Chalermpol Tapsai; Wilailuk Rakbumrung

Chalermpol Tapsai
Wilailuk Rakbumrung

Keywords: unknown word, natural language processing, complete Soundex, Thai language.

Abstract

Unknown words are a major problem that makes the Natural Language Processing (NLP) impossible to correctly analyze the meaning of the sentence. This research aim is to provide a model that will allow the NLP to correctly diagnose unknown words and replaced by the correct words. To complete this, the researcher firstly analyzes the characteristics of the unknown words that are not recognized by the NLP model. By collecting 12,800 text files of messages from various sources including both online and offline, cover all levels of language, formal, semi-formal, and non-formal.
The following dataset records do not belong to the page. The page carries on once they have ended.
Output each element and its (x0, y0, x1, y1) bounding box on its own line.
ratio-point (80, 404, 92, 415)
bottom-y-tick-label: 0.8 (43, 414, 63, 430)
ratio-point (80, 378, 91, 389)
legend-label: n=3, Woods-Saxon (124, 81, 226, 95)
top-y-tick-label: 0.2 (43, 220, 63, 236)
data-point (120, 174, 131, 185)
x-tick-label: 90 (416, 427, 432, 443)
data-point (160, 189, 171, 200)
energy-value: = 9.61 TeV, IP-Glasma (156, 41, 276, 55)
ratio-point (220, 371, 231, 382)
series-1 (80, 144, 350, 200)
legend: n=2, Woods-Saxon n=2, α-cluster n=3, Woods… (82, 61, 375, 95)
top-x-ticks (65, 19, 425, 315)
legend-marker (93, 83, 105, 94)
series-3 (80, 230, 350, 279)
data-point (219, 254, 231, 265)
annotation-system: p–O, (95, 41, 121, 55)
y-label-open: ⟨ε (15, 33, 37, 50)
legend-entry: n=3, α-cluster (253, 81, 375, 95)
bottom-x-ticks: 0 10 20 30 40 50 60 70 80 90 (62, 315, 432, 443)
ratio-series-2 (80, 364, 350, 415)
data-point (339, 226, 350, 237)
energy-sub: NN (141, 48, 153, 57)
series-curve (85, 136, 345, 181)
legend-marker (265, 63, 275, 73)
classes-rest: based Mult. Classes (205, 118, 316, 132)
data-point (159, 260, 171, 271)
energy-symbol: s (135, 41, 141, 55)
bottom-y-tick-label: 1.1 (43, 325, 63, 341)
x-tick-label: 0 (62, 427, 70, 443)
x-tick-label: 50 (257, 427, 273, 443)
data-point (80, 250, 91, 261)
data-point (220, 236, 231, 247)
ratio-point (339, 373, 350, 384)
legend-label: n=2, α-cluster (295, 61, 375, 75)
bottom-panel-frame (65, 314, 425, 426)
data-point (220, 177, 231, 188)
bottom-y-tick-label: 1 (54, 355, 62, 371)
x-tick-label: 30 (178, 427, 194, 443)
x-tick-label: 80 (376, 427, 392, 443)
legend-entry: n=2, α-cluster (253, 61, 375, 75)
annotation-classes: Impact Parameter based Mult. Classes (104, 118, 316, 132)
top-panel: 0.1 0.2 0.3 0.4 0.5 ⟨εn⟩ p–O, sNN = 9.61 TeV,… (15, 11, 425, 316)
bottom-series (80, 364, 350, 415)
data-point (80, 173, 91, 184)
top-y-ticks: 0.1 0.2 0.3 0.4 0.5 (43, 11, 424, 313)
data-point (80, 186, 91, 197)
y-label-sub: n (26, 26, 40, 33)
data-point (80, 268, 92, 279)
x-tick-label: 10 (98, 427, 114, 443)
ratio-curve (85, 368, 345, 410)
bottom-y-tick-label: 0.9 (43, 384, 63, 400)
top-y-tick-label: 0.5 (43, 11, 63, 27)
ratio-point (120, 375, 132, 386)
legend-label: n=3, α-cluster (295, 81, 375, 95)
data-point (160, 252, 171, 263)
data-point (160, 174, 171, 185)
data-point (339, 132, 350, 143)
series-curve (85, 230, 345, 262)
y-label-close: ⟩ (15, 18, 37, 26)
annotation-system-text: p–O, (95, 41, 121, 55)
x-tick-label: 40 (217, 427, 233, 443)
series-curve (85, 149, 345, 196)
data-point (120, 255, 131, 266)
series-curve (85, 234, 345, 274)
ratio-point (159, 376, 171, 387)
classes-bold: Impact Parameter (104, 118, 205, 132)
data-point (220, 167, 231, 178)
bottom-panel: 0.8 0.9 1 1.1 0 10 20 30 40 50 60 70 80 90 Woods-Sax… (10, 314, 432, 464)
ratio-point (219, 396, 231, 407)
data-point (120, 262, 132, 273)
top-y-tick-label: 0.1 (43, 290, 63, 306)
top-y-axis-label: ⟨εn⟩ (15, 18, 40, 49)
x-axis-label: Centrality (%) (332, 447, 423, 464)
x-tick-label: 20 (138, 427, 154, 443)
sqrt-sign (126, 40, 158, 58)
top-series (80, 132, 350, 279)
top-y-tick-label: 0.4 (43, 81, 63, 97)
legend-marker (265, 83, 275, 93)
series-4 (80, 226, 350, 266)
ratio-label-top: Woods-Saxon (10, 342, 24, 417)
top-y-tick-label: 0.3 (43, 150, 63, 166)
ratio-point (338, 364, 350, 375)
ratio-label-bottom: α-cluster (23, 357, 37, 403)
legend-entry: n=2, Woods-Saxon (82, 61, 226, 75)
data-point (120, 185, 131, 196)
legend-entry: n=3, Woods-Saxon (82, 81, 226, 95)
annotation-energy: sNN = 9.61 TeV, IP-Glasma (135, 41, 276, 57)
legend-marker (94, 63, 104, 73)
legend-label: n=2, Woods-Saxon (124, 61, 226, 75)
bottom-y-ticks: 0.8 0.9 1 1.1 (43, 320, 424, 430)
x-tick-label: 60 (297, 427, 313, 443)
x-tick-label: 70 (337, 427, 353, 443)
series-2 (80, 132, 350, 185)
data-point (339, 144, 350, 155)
These text files were analyzed for the characteristics of the unknown words and classified into 7 types: Excess of alphabets, Missing of alphabets, Repetition of alphabets, Typo error, Misplacement of alphabets, Slang words and Mixed type error. To overcome the unknown words' problem. Complete Soundex is used to correct the misspelled words, the diversity of spelling, slangs and modification of traditional words by analyzing the unknown words to provide the correct words with the highest similarity. Evaluation of the model is performed by inputting the test dataset, which is natural language sentences collected from a sample group of 125 people with a total of 3,750 sentences, into the model to detect the unknown words and analyze to provide the correct words that can be used to replace the unknown word. Then collect all outputs and calculate the precision, recall and F1-score value. The result showed that the performance of the model was very good. The precision, recall and F1-score value are all greater than 90% and the unknown words that cannot be corrected by the model are 6.88% of the overall unknown words. There are 2 reasons that makes this model unable to solve these unknown words: 1) too much misspelling position in the unknown word and 2) the Word segmentation module cannot specify the boundaries of the unknown words correctly. In order to solve this problem, there should be more research to improve the process of analysis of unknown words' boundaries and using of co-occurrence word analysis which will help improve the model's efficiency.